Mortgage Fraud Kingpin Ronnie Duke Quickly Learns He’s No Andy Dufresne

mortgage fraud kingpin
Convicted mortgage fraud kingpin with one of his paid stripper friends

Mortgage fraud kingpin Ronnie Duke’s dream of being Andy Dufresne was never meant to be.

He was caught trying to break out of prison by chipping away at mortar inside his cinderblock jail cell.

Duke tried hiding his progress by stuffing the hole with mixture of wet toilet paper, toothpaste and chocolate cookies. He got as far as the wall’s steel reinforcing bars before Monroe County Sheriff’s Deputies caught him in May. 

Duke is still awaiting trial on charges in a separate criminal case. That case involves him assaulting a female employee of the U.S. Attorney’s Office at his hearing in February.

The escape attempt and the assault charge will add decades to his 13-year sentence for the former mortgage fraud kingpin.

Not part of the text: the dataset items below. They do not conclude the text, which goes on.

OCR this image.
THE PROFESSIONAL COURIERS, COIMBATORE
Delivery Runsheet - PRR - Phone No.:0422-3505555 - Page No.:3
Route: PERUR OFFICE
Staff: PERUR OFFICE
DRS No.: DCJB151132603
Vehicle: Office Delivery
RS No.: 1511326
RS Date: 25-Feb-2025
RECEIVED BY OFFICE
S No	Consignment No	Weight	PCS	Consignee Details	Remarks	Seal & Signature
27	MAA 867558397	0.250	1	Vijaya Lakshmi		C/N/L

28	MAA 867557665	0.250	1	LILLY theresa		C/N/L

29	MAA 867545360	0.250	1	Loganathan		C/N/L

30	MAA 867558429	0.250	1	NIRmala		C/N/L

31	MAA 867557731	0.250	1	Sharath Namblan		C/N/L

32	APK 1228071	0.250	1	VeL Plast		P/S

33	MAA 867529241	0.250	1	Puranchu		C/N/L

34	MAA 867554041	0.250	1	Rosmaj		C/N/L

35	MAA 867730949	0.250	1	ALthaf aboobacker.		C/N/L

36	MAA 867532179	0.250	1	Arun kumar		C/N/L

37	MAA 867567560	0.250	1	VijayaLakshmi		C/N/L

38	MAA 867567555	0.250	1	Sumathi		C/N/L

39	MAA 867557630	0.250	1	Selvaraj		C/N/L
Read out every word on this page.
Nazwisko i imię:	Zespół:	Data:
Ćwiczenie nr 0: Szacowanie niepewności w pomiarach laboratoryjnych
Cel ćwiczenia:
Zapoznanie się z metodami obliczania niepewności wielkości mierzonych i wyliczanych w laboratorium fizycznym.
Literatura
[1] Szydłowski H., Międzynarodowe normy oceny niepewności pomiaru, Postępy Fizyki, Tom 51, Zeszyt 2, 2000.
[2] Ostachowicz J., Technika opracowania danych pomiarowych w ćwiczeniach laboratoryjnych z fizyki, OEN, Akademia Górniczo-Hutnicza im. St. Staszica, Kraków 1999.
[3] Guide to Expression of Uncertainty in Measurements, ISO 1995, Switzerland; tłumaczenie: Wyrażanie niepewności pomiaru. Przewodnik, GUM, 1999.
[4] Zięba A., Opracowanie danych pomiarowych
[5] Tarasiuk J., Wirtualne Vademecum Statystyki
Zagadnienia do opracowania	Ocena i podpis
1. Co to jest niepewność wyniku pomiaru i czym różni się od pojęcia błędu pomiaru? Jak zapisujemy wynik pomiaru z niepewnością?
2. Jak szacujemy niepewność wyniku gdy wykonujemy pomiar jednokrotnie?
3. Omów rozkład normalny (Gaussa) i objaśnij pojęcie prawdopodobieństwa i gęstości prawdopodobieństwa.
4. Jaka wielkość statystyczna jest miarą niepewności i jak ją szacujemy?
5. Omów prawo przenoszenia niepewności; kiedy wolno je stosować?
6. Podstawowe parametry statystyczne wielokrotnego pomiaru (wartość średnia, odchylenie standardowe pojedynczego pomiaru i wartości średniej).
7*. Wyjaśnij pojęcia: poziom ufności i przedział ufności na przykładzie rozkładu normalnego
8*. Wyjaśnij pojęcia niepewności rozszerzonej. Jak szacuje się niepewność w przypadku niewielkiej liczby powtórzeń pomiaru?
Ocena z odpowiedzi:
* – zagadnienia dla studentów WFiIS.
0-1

Duke had been in prison numerous times since he was a teenager for credit card fraud and embezzlement.

He operated a scheme that triggered nearly $100 million in losses for financial institutions while he bankrolled a lavish lifestyle. 

Duke Used Strippers To Entice Distraught Homeowners

Duke used strippers from various strip clubs from the Detroit suburbs to help him target distressed homeowners. He then used “straw buyers” to bail the people out of foreclosure. He then would gouge them and charge them outrageous fees and set people up to lose the house.

U.S. District Judge Julian Abele Cook also ordered Duke to pay a $1-million fine and $94 million in restitution. Duke wrote 500 fraudulent mortgage loans for more than 100 straw buyers on roughly 180 residential properties.  Duke and his top lieutenants counterfeited purchase agreements and created fake closing documents. They also created fictitious title companies controlled by Duke and his partners. This caused the warranty deeds and mortgages associated with the loans to go unrecorded. Thus the loans unsecured.

At that hearing, U.S. District Judge Julian Abele Cook allowed Duke to surrender to the Bureau of Prisons in West Virginia in June of 2013 instead of requiring him to post bond, putting him on a tether or keeping him in custody.

Duke was later captured. He then consented to detention. However, Duke lunged at the female prosecutor representing the government.